Par Maxime Hoffmann
Une critique sur le spectacle :
Éloge du mauvais geste / D’après Olivier Pourriol / Mise en scène de Valéry Cordy / Nuithonie (Fribourg) / du 26 au 28 avril 2018 / Plus d’infos
Par le commentaire de trois grands moments historiques du football, le spectacle analyse et utilise les mauvais gestes sportifs pour soulever des questions philosophiques primordiales. Au-delà du foot, c’est un regard sur la vie.
Au centre de la scène trône une balle ornée d’une auréole de lumière. Légèrement en avant, côté jardin le comédien assis à une table d’écolier parcourt un journal, indifférent au public qui s’installe. C’est ce moment symboliquement fort où ballon et joueur attendent, immobiles, au centre, le coup d’envoi. En fond, un grand écran donne à lire une citation de Camus : « le peu de morale que je sais, je l’ai appris sur les terrains de football et les scènes de théâtre qui resteront mes vraies universités ».
Le comédien Denis Laujol entreprend de commenter des scènes projetées sur l’écran géant. Les choses se donnent à voir, il n’y a plus qu’à constater et écouter. Avec humour et esprit, son propos dépasse et surpasse le commentaire sportif et le rend philosophique. C’est donc sur deux terrains de jeu très contrastés que se construit la pièce. L’action physique du premier et le commentaire intellectuel du second forment une opposition, prétexte ici pour réfléchir et tenter de concilier le corps et l’esprit.

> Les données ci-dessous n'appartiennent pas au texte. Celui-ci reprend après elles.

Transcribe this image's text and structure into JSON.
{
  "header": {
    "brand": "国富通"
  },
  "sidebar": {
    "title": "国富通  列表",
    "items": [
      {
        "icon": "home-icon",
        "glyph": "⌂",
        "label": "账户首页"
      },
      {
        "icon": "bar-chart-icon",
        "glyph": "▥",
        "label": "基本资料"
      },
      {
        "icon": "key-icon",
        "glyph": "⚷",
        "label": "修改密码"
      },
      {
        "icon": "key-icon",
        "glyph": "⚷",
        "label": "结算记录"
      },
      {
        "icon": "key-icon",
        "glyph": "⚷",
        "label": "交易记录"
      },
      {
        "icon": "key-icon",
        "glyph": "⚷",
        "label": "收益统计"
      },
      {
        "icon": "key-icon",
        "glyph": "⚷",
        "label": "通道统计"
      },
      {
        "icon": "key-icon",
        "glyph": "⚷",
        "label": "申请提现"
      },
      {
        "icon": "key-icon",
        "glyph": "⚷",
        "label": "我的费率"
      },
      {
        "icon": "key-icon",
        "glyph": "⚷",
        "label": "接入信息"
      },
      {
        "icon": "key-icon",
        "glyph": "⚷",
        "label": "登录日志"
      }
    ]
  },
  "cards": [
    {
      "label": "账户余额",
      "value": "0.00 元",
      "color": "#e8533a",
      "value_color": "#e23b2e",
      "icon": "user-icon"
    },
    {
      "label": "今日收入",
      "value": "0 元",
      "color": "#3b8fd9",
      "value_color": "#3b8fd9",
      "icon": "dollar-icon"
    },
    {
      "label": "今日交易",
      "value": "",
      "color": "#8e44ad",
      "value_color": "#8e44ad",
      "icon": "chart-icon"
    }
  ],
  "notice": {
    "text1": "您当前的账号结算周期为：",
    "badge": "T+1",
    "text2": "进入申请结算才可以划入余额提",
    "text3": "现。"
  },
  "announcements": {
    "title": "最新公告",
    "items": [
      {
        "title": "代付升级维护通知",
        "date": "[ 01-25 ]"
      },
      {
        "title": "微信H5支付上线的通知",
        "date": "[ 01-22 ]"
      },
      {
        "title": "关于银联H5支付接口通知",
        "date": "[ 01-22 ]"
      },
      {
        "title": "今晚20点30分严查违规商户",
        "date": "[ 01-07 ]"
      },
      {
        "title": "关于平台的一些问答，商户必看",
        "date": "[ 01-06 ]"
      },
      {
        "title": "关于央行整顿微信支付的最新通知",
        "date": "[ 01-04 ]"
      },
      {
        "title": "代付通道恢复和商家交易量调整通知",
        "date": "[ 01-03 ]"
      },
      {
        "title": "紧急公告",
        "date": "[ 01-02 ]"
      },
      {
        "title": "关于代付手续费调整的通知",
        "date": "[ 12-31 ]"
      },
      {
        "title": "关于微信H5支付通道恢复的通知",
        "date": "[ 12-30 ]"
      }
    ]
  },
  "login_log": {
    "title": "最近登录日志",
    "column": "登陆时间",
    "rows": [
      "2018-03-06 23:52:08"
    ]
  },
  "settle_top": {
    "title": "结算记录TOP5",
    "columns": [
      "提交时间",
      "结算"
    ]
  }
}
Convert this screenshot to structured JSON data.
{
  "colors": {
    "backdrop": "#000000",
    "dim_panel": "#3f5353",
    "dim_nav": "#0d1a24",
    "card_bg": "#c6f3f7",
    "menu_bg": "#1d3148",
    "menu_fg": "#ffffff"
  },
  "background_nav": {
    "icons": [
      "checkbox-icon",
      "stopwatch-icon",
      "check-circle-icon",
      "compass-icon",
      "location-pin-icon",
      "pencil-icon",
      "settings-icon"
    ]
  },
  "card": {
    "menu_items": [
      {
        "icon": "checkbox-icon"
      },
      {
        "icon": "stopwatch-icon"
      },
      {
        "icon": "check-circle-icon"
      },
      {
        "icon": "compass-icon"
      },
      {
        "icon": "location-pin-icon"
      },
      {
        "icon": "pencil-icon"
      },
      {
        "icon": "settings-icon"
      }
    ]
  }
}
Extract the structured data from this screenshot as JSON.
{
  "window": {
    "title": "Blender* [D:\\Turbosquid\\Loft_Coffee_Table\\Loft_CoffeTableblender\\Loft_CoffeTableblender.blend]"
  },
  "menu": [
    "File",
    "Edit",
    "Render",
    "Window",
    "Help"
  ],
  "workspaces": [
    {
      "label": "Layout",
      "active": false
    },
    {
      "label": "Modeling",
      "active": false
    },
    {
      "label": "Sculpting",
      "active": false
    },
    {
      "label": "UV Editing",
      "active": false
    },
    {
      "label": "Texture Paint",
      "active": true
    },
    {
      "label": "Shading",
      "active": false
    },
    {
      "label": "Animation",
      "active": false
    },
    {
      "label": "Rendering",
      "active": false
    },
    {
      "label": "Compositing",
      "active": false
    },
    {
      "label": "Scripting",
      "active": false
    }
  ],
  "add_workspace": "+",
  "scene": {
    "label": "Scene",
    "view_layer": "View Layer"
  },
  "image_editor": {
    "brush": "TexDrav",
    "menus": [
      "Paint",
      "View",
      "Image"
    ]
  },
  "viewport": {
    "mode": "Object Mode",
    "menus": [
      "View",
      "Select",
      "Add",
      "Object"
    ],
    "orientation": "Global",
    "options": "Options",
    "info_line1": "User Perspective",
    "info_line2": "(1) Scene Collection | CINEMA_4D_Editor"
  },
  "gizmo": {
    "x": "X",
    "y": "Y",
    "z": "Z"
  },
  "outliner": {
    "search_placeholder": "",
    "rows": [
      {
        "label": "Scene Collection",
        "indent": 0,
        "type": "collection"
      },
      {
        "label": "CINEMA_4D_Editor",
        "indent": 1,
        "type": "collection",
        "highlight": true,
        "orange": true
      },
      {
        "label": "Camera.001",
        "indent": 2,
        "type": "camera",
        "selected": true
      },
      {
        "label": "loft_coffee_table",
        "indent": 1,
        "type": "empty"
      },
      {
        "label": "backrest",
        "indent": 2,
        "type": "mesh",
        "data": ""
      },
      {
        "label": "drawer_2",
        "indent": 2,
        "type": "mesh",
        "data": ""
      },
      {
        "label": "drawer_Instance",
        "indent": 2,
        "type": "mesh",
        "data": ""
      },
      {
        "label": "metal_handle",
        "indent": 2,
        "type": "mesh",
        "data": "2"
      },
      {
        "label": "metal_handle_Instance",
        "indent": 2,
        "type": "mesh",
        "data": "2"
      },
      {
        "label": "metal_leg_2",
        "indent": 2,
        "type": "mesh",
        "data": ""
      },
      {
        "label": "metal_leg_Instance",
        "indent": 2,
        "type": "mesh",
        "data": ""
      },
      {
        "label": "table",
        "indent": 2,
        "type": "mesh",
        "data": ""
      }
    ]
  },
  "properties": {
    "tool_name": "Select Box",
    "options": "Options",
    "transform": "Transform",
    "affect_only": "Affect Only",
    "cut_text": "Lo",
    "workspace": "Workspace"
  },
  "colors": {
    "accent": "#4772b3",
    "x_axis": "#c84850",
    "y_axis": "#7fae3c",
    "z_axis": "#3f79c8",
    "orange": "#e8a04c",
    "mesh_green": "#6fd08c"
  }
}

Cette adaptation du livre d’Olivier Pourriol réveille des questionnements philosophiques majeurs grâce à des « gestes » marquants tirés de l’histoire du football, révélant les enjeux qu’il peut y avoir « à courir après un ballon ». Seuls trois des six gestes analysés dans le texte original sont mis en scène. La pièce assume dès lors une structure tragique en trois actes – ou en trois gestes – : la victorieuse faute de main de Maradona en 1989 ; la puissante tête de Zidane en 2006 ; et, en 1985, la joie honteuse de Platini malgré la mort de supporters adverses dans les tribunes. Bien plus qu’une simple matérialisation du texte à la scène, le dispositif permet d’incarner le commentaire et d’orienter son interprétation vers une lecture sensible. Les trois épisodes structurent la pièce dans un lent mouvement de basculement, d’un ton heureux et taquin au début à la dénonciation de l’inacceptable en fin de parcours. D’abord du drôle et du grotesque, puis ce coup crâne et impulsionnel et, finalement, une inhumaine et révoltante indifférence. Ainsi se tisse le fil rouge qui s’étire jusqu’à un dénouement affreux où le jeu côtoie la mort.
Le grotesque Maradona donne à voir la tricherie et ses conséquences, étonnamment innocentes. Il marque de la main. C’est une faute. Le but est pourtant accepté et son équipe gagne : tous les moyens sont-ils bons pour vaincre ? Que faire des lois ? Comment se positionner face à cette tricherie ?
Tolérer ou répondre, voilà le dilemme face auquel s’est quant à lui trouvé Zidane en 2006. A quel instant des provocations deviennent-elles inacceptables ? Faut-il répondre ou tolérer sans fin ? Zinédine choisit de répondre, il frappe condamnant ainsi sa carrière et son équipe. Peut-être nécessaire, ce geste couronne un choix : celui d’être maître de son destin « à dix minute d’une sorte de mort ».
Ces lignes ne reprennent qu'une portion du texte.